The Department of Health announced on April 22 that the participation of the Philippines in the solidarity trial was approved by DOH's Single Joint Research Ethics Board. The board reviews proposed studies to make sure they adhere to accepted ethical standards involving humans, and the approval gives the green light for testing to be conducted in human volunteers.

Health Undersecretary Maria Rosario Vergeire earlier said the study will initially involve at least 500 COVID-19 patients in 20 hospitals, adding that the sample size could expand. Doctors will enroll patients for the study, she said.

Based on clinical trial protocols, patients included in the study must be at least 18 years old, be probable or confirmed COVID-19 cases, and give their informed consent.

Alejandria said there are five different drugs or combinations being used in the clinical trials, among them remdesivir, lopinavir-ritonavir, lopinavir-ritonavir plus interferon beta and chloroquine, while convalescent plasma therapy is being studied in a separate effort.

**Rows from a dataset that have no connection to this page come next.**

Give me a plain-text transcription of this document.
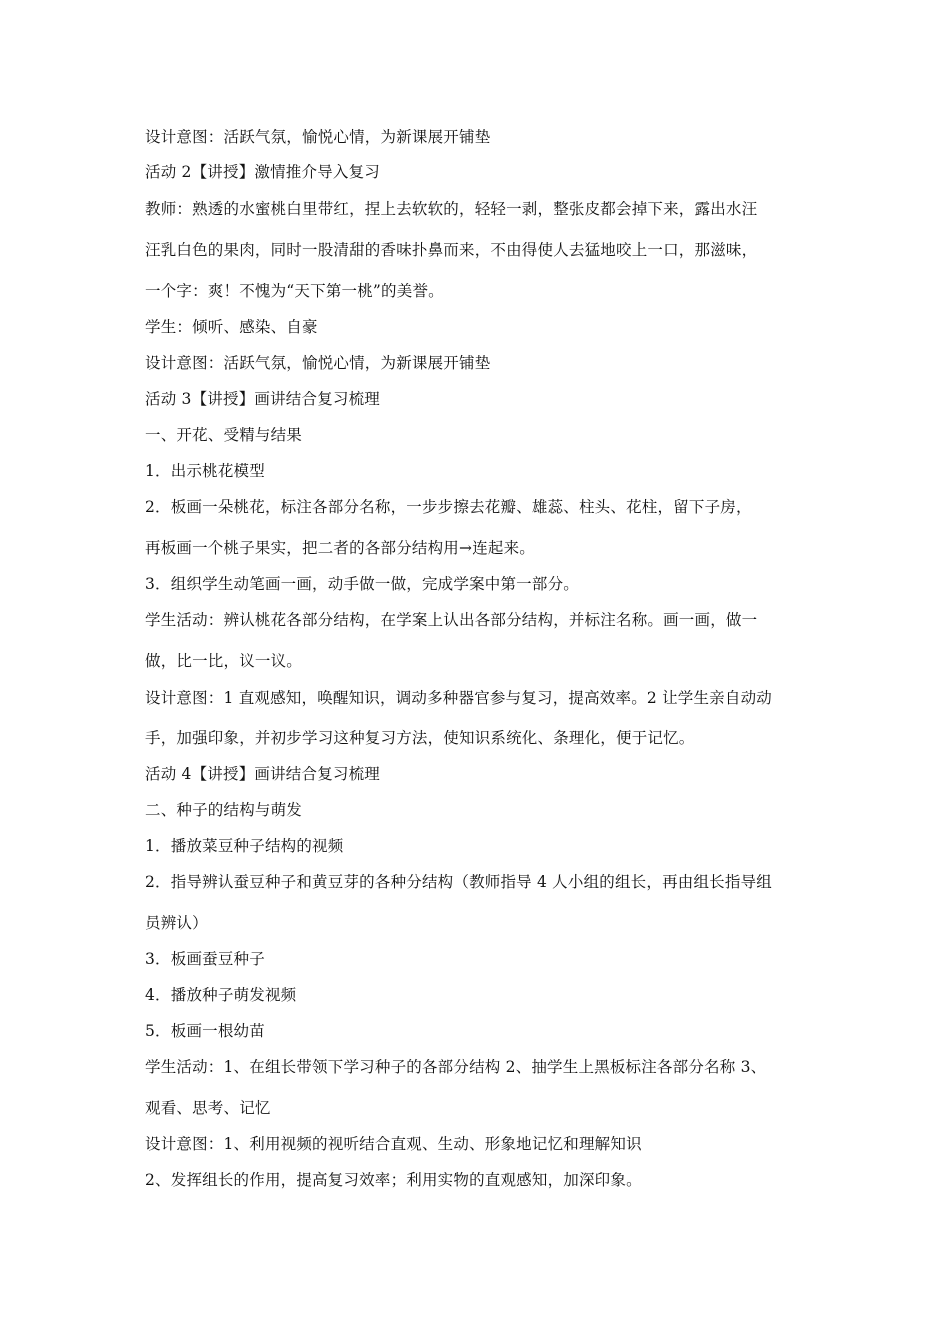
设计意图：活跃气氛，愉悦心情，为新课展开铺垫
活动 2【讲授】激情推介导入复习
教师：熟透的水蜜桃白里带红，捏上去软软的，轻轻一剥，整张皮都会掉下来，露出水汪
汪乳白色的果肉，同时一股清甜的香味扑鼻而来，不由得使人去猛地咬上一口，那滋味，
一个字：爽！不愧为“天下第一桃”的美誉。
学生：倾听、感染、自豪
设计意图：活跃气氛，愉悦心情，为新课展开铺垫
活动 3【讲授】画讲结合复习梳理
一、开花、受精与结果
1．出示桃花模型
2．板画一朵桃花，标注各部分名称，一步步擦去花瓣、雄蕊、柱头、花柱，留下子房，
再板画一个桃子果实，把二者的各部分结构用→连起来。
3．组织学生动笔画一画，动手做一做，完成学案中第一部分。
学生活动：辨认桃花各部分结构，在学案上认出各部分结构，并标注名称。画一画，做一
做，比一比，议一议。
设计意图：1 直观感知，唤醒知识，调动多种器官参与复习，提高效率。2 让学生亲自动动
手，加强印象，并初步学习这种复习方法，使知识系统化、条理化，便于记忆。
活动 4【讲授】画讲结合复习梳理
二、种子的结构与萌发
1．播放菜豆种子结构的视频
2．指导辨认蚕豆种子和黄豆芽的各种分结构（教师指导 4 人小组的组长，再由组长指导组
员辨认）
3．板画蚕豆种子
4．播放种子萌发视频
5．板画一根幼苗
学生活动：1、在组长带领下学习种子的各部分结构 2、抽学生上黑板标注各部分名称 3、
观看、思考、记忆
设计意图：1、利用视频的视听结合直观、生动、形象地记忆和理解知识
2、发挥组长的作用，提高复习效率；利用实物的直观感知，加深印象。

When asked how the current patients are doing, Alejandria said it is too early to say, noting that the study is expected to last at least a year.

“Meron nang nag-recover, meron din namang namatay, so we cannot give any conclusion at this time,” Alejandria said. "Merong independent committee that looks at the results, kung may makita na silang, 'ito, mukhang effective na,' then pwedeng i-announce na 'yon."

[Translation: Some have recovered, some have also died, so we cannot give any conclusion at this time. There is an independent committee that looks at the results, if they see something, if it seems to be effective, then they can announce it.]

Meanwhile, when asked how effective hydroxychloroquine is in treating COVID-19 patients, Alejandria said there is no evidence that supports it's effectivity.

"These are all from clinical trials, and they have conflicting reports," she said. "There are also reports of side effects kaya kailangan talaga natin ng [that's why we need] clinical trials."

U.S. President Donald Trump revealed on Monday that he is taking daily doses of hydroxychloroquine, a drug he's long touted as a potential coronavirus cure even as medical experts and the U.S. Food and Drug Administration question its efficacy and warn of potentially harmful side effects.